A Tuesday at the Curb
It is 8:47 a.m. on Mission Street. A FedEx van is hazarding. A scooter is on the sidewalk. A ride-hail SUV is straddling a bus stop. A delivery cyclist is weaving between two of them. A parking enforcement officer is writing a ticket nobody will pay on time.
This eight-foot strip of asphalt has, in the last fifteen years, become the most contested square footage in the American city. It was designed for parked sedans. It now has to absorb e-commerce, micromobility, ride-hail, autonomous trials, food delivery, and the occasional human. The signs nailed to the pole are still wood, paint, and 1962 thinking. Populus showed up to fix the software.
Populus is a San Francisco company that builds the platform cities use to manage their curbs, their parking, and the unruly fleets of vehicles that orbit both. The pitch is unfussy: digitize the regulations, measure the demand, price the access, settle the bills. Cities buy a subscription. Populus runs the cloud.

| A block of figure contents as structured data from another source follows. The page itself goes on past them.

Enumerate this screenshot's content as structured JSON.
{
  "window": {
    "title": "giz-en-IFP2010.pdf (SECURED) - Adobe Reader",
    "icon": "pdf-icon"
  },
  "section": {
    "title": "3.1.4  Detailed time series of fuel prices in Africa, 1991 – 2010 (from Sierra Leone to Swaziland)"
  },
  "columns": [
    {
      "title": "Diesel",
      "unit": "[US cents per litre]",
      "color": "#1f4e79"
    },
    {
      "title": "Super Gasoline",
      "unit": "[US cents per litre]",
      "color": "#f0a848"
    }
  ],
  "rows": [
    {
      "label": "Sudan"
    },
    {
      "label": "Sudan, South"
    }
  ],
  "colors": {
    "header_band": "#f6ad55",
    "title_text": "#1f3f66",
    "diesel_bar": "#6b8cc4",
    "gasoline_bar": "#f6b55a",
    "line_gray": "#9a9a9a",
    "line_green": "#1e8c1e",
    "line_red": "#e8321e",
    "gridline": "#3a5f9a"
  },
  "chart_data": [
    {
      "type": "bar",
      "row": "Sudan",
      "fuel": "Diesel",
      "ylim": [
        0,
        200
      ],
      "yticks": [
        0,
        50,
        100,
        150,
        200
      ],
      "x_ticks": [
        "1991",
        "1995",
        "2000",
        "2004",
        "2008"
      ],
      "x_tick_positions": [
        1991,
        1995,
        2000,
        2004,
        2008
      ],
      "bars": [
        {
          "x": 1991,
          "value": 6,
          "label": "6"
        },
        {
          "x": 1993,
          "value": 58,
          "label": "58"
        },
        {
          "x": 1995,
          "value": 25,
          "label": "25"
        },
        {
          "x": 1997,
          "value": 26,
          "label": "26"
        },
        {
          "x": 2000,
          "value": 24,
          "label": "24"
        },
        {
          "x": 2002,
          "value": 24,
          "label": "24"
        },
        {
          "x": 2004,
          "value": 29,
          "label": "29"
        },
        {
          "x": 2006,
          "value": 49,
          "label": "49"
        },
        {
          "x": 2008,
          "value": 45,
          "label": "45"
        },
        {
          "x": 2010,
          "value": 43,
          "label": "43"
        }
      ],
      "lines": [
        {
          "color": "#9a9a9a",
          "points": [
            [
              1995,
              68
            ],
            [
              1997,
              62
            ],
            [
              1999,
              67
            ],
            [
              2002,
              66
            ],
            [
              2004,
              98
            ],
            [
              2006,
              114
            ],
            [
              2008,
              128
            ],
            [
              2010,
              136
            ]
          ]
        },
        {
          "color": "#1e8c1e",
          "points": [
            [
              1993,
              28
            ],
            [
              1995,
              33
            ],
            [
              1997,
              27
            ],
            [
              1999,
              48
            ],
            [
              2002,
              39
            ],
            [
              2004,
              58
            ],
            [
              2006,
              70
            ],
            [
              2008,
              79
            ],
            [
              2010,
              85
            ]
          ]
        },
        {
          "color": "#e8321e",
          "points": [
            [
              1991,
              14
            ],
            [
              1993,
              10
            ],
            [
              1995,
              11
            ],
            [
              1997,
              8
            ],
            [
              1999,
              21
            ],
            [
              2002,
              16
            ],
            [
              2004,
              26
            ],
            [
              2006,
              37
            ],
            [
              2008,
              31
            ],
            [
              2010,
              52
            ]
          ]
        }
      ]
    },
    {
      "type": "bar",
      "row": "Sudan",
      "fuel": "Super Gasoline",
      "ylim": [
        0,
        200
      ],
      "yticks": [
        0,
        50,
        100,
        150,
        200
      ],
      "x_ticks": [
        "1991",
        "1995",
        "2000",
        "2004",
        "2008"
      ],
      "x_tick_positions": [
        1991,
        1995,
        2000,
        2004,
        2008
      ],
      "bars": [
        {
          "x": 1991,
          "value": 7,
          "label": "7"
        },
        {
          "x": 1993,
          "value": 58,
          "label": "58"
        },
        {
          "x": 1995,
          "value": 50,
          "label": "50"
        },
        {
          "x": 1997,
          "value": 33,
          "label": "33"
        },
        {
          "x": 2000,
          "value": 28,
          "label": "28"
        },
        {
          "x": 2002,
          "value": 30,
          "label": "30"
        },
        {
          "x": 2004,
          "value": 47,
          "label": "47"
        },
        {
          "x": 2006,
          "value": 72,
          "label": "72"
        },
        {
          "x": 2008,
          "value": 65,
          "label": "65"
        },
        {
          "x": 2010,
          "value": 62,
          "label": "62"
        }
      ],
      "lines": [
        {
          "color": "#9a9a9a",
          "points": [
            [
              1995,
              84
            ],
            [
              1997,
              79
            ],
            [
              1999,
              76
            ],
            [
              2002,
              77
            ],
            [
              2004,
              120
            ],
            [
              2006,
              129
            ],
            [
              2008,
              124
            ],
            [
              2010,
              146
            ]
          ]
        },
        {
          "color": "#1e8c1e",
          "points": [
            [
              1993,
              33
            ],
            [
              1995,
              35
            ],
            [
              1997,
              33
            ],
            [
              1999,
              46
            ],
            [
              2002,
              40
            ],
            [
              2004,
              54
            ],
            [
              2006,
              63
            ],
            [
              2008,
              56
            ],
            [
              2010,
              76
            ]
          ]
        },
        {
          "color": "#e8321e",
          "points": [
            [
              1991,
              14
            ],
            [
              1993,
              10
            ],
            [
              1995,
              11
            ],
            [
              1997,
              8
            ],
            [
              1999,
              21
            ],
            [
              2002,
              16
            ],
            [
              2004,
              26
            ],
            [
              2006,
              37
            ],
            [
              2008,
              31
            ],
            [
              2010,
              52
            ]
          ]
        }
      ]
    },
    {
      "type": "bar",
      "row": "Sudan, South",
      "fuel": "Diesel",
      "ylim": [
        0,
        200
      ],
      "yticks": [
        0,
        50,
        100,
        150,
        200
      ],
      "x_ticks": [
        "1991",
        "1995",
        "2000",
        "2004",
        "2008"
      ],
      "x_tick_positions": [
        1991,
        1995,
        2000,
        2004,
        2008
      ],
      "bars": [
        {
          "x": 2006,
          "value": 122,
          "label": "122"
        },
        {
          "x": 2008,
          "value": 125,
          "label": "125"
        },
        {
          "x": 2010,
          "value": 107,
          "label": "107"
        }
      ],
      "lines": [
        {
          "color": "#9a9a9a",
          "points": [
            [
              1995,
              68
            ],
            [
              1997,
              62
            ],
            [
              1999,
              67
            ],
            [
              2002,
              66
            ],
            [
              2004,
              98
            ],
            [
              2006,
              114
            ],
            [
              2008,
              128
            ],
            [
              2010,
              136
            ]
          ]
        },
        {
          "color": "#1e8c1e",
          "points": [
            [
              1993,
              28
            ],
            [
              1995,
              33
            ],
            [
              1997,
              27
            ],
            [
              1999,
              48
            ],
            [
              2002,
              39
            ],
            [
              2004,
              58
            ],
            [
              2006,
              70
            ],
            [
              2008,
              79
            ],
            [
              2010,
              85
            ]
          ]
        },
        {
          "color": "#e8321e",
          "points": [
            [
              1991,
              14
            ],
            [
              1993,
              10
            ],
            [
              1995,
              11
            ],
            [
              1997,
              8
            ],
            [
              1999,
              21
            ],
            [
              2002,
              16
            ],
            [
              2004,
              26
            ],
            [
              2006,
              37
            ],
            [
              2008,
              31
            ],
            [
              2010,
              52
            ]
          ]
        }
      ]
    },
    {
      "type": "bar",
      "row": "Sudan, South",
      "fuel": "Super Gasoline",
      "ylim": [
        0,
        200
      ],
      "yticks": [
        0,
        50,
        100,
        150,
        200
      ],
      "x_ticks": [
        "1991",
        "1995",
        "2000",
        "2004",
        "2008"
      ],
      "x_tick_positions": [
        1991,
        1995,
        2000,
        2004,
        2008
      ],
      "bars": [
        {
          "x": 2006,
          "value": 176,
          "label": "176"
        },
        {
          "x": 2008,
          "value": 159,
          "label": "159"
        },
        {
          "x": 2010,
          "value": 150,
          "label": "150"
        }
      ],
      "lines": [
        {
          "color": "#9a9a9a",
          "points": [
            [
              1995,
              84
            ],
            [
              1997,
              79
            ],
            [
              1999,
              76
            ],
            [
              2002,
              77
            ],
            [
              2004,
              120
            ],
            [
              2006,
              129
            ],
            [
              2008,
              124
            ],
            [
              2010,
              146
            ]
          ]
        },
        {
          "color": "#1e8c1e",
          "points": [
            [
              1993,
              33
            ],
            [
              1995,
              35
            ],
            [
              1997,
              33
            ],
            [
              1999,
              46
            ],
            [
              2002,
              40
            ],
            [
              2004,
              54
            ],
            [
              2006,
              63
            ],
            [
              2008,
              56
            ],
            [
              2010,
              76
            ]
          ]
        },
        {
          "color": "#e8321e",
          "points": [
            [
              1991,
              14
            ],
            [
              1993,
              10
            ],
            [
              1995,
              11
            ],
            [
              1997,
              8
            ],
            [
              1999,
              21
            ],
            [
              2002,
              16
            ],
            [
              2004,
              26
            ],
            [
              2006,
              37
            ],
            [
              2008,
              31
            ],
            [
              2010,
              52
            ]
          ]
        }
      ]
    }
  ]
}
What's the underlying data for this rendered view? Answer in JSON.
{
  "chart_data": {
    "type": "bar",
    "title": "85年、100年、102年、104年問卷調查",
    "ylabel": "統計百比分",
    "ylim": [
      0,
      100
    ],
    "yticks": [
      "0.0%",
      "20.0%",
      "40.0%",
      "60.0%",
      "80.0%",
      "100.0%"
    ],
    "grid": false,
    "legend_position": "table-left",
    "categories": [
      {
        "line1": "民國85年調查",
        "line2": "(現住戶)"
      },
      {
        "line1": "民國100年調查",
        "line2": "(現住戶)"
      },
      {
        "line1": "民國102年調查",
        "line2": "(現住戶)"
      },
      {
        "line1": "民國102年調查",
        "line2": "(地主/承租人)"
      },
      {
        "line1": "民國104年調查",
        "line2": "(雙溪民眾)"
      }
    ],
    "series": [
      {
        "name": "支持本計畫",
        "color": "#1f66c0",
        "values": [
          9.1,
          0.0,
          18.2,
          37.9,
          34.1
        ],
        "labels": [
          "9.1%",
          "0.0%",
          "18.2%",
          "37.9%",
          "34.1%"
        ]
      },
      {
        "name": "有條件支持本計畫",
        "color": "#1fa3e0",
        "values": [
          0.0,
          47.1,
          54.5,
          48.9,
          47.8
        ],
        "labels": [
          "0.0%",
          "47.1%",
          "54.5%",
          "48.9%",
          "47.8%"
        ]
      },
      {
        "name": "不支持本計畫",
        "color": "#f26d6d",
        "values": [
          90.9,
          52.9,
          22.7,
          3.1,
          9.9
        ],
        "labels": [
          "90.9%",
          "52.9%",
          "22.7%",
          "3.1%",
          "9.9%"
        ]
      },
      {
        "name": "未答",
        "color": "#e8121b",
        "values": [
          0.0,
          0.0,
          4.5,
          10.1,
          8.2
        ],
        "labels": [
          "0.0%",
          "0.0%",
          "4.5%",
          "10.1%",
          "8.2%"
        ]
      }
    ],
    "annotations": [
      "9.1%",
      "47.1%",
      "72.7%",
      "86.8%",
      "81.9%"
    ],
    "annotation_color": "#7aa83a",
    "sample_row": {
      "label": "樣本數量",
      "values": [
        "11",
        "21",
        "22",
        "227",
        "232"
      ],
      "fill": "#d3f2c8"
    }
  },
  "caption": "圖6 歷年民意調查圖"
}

The company was founded in 2017 by Dr. Regina Clewlow and Dr. Fletcher Foti, two transportation researchers who finished their PhDs (MIT and UC Berkeley) and decided the most useful thing they could do with them was build a B2G SaaS. This is unusual. Most transportation PhDs end up writing reports nobody reads. Clewlow and Foti decided to ship product instead.
By 2026, that product runs in more than 100 cities. The roster reads like a transit-nerd travel itinerary: San Francisco's MTA, the Chicago Department of Transportation, Oakland, Miami, Santa Monica, Hoboken, New York City, Milan, Budapest. None of these places agree on much. They all agree the curb is broken. They all bought Populus.